- Piastoszyn
- Coordinates: 53°37′37″N 17°43′54″E﻿ / ﻿53.62694°N 17.73167°E
- Country: Poland
- Voivodeship: Kuyavian-Pomeranian
- County: Tuchola
- Gmina: Kęsowo
- Population: 560
- Time zone: UTC+1 (CET)
- • Summer (DST): UTC+2 (CEST)
- Vehicle registration: CTU

= Piastoszyn =

Piastoszyn is a village in the administrative district of Gmina Kęsowo, within Tuchola County, Kuyavian-Pomeranian Voivodeship, in north-central Poland. It is located in the Tuchola Forest in the historic region of Pomerania.

== History ==
The Teutonic Order, which annexed the area from Poland in the 14th century, had installed an Ordenshof (yard of the order) in Piastoszyn. In 1454, King Casimir IV Jagiellon signed the act of reincorporation of the region to the Kingdom of Poland, what was eventually recognized by the Teutonic Knights in 1466. Within Poland, Piastoszyn was a royal village of the Polish Crown, administratively located in the Tuchola County in the Pomeranian Voivodeship. In 1744 Paweł Rhode used to be Schulz and Oberschulz of Piastoszyn. It is documented, that Franz Lucowicz bought the village from royal starost Michał Antoni Sapieha in 1753 who gave it to the municipal of Piastoszynlater: He assigned it to Schulz (village major, lat. sculteto) Andreas Behrendt, son of Laurentius Behrendt, and the whole village in Piastoszyn. Andreas Behrendt and his wife Helene Elisabeth Patin from Ciechocin had been acknowledged by Polish King Stanisław August Poniatowski as Schulz of Piastoszyn during the same year. Andreas Behrendt's successor was his son Anton Berendt, followed by Anton Berendt's son Anton Joseph Behrendt.

In 1772 the village was annexed by Prussia in the First Partition of Poland. In 1773 Petztin had 202 inhabitants including Schulz Andreas Behrendt. The following farmers were documented: Thomas Klunder, Casimir Schwemin, Paul Scheffts, Lorentz Schreiber, Adam Gehrs, Mattes Weyland, Martin Klinger Lorentz Scheffts, Krüger Johann Weyland, Georg Behrendt, Mattes Goersch and Lorentz Görsch. From 1882 to 1885 Joseph Behrendt was a member of parliament for the electoral district Konitz-Tuchel. His son August Maria Behrendt inherited the commission. He was followed by his sons Maria Leo Behrendt and Johannes Behrendt.
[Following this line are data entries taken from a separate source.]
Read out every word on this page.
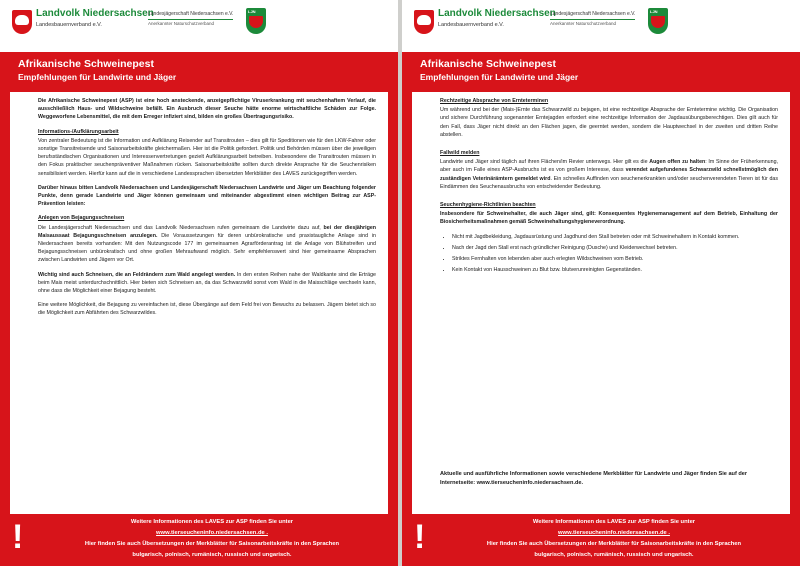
Landvolk Niedersachsen
Landesbauernverband e.V.
Landesjägerschaft Niedersachsen e.V.
Anerkannter Naturschutzverband
LJN
Afrikanische Schweinepest
Empfehlungen für Landwirte und Jäger

Die Afrikanische Schweinepest (ASP) ist eine hoch ansteckende, anzeigepflichtige Viruserkrankung mit seuchenhaftem Verlauf, die ausschließlich Haus- und Wildschweine befällt. Ein Ausbruch dieser Seuche hätte enorme wirtschaftliche Schäden zur Folge. Weggeworfene Lebensmittel, die mit dem Erreger infiziert sind, bilden ein großes Übertragungsrisiko.

Informations-/Aufklärungsarbeit

Von zentraler Bedeutung ist die Information und Aufklärung Reisender auf Transitrouten – dies gilt für Speditionen wie für den LKW-Fahrer oder sonstige Transitreisende und Saisonarbeitskräfte gleichermaßen. Hier ist die Politik gefordert. Politik und Behörden müssen über die jeweiligen berufsständischen Organisationen und Interessenvertretungen gezielt Aufklärungsarbeit betreiben. Insbesondere die Transitrouten müssen in den Fokus praktischer seuchenpräventiver Maßnahmen rücken. Saisonarbeitskräfte sollten durch direkte Ansprache für die Seuchenrisiken sensibilisiert werden. Hierfür kann auf die in verschiedene Landessprachen übersetzten Merkblätter des LAVES zurückgegriffen werden.

Darüber hinaus bitten Landvolk Niedersachsen und Landesjägerschaft Niedersachsen Landwirte und Jäger um Beachtung folgender Punkte, denn gerade Landwirte und Jäger können gemeinsam und miteinander abgestimmt einen wichtigen Beitrag zur ASP-Prävention leisten:

Anlegen von Bejagungsschneisen

Die Landesjägerschaft Niedersachsen und das Landvolk Niedersachsen rufen gemeinsam die Landwirte dazu auf, bei der diesjährigen Maisaussaat Bejagungsschneisen anzulegen. Die Voraussetzungen für deren unbürokratische und praxistaugliche Anlage sind in Niedersachsen bereits vorhanden: Mit den Nutzungscode 177 im gemeinsamen Agrarförderantrag ist die Anlage von Blühstreifen und Bejagungsschneisen unbürokratisch und ohne großen Mehraufwand möglich. Sehr empfehlenswert sind hier gemeinsame Absprachen zwischen Landwirten und Jägern vor Ort.

Wichtig sind auch Schneisen, die an Feldrändern zum Wald angelegt werden. In den ersten Reihen nahe der Waldkante sind die Erträge beim Mais meist unterdurchschnittlich. Hier bieten sich Schneisen an, da das Schwarzwild sonst vom Wald in die Maisschläge wechseln kann, ohne dass die Möglichkeit einer Bejagung besteht.

Eine weitere Möglichkeit, die Bejagung zu vereinfachen ist, diese Übergänge auf dem Feld frei von Bewuchs zu belassen. Jägern bietet sich so die Möglichkeit zum Abfährten des Schwarzwildes.

!	Weitere Informationen des LAVES zur ASP finden Sie unter
www.tierseucheninfo.niedersachsen.de .
Hier finden Sie auch Übersetzungen der Merkblätter für Saisonarbeitskräfte in den Sprachen
bulgarisch, polnisch, rumänisch, russisch und ungarisch.
Landvolk Niedersachsen
Landesbauernverband e.V.
Landesjägerschaft Niedersachsen e.V.
Anerkannter Naturschutzverband
LJN
Afrikanische Schweinepest
Empfehlungen für Landwirte und Jäger
Rechtzeitige Absprache von Ernteterminen

Um während und bei der (Mais-)Ernte das Schwarzwild zu bejagen, ist eine rechtzeitige Absprache der Erntetermine wichtig. Die Organisation und sichere Durchführung sogenannter Erntejagden erfordert eine rechtzeitige Information der Jagdausübungsberechtigen. Dies gilt auch für den Fall, dass Jäger nicht direkt an den Flächen jagen, die geerntet werden, sondern die Hauptwechsel in der zweiten und dritten Reihe abstellen.

Fallwild melden

Landwirte und Jäger sind täglich auf ihren Flächen/im Revier unterwegs. Hier gilt es die Augen offen zu halten: Im Sinne der Früherkennung, aber auch im Falle eines ASP-Ausbruchs ist es von großem Interesse, dass verendet aufgefundenes Schwarzwild schnellstmöglich den zuständigen Veterinärämtern gemeldet wird. Ein schnelles Auffinden von seuchenerkrankten und/oder seuchenverendeten Tieren ist für das Eindämmen des Seuchenausbruchs von entscheidender Bedeutung.

Seuchenhygiene-Richtlinien beachten

Insbesondere für Schweinehalter, die auch Jäger sind, gilt: Konsequentes Hygienemanagement auf dem Betrieb, Einhaltung der Biosicherheitsmaßnahmen gemäß Schweinehaltungshygieneverordnung.

• Nicht mit Jagdbekleidung, Jagdausrüstung und Jagdhund den Stall betreten oder mit Schweinehaltern in Kontakt kommen.
• Nach der Jagd den Stall erst nach gründlicher Reinigung (Dusche) und Kleiderwechsel betreten.
• Striktes Fernhalten von lebenden aber auch erlegten Wildschweinen vom Betrieb.
• Kein Kontakt von Hausschweinen zu Blut bzw. blutverunreinigten Gegenständen.
Aktuelle und ausführliche Informationen sowie verschiedene Merkblätter für Landwirte und Jäger finden Sie auf der Internetseite: www.tierseucheninfo.niedersachsen.de.
!	Weitere Informationen des LAVES zur ASP finden Sie unter
www.tierseucheninfo.niedersachsen.de .
Hier finden Sie auch Übersetzungen der Merkblätter für Saisonarbeitskräfte in den Sprachen
bulgarisch, polnisch, rumänisch, russisch und ungarisch.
The village was reintegrated with Poland, after the country regained independence in 1918, following World War I.

During the German occupation of Poland (World War II), several Polish inhabitants of Piastoszyn were among over 50 Poles murdered by the Germans in Rudzki Most on October 24, 1939 (see also Nazi crimes against the Polish nation).

In 1975–1998 Piastoszyn administratively belonged to the Bydgoszcz Voivodeship.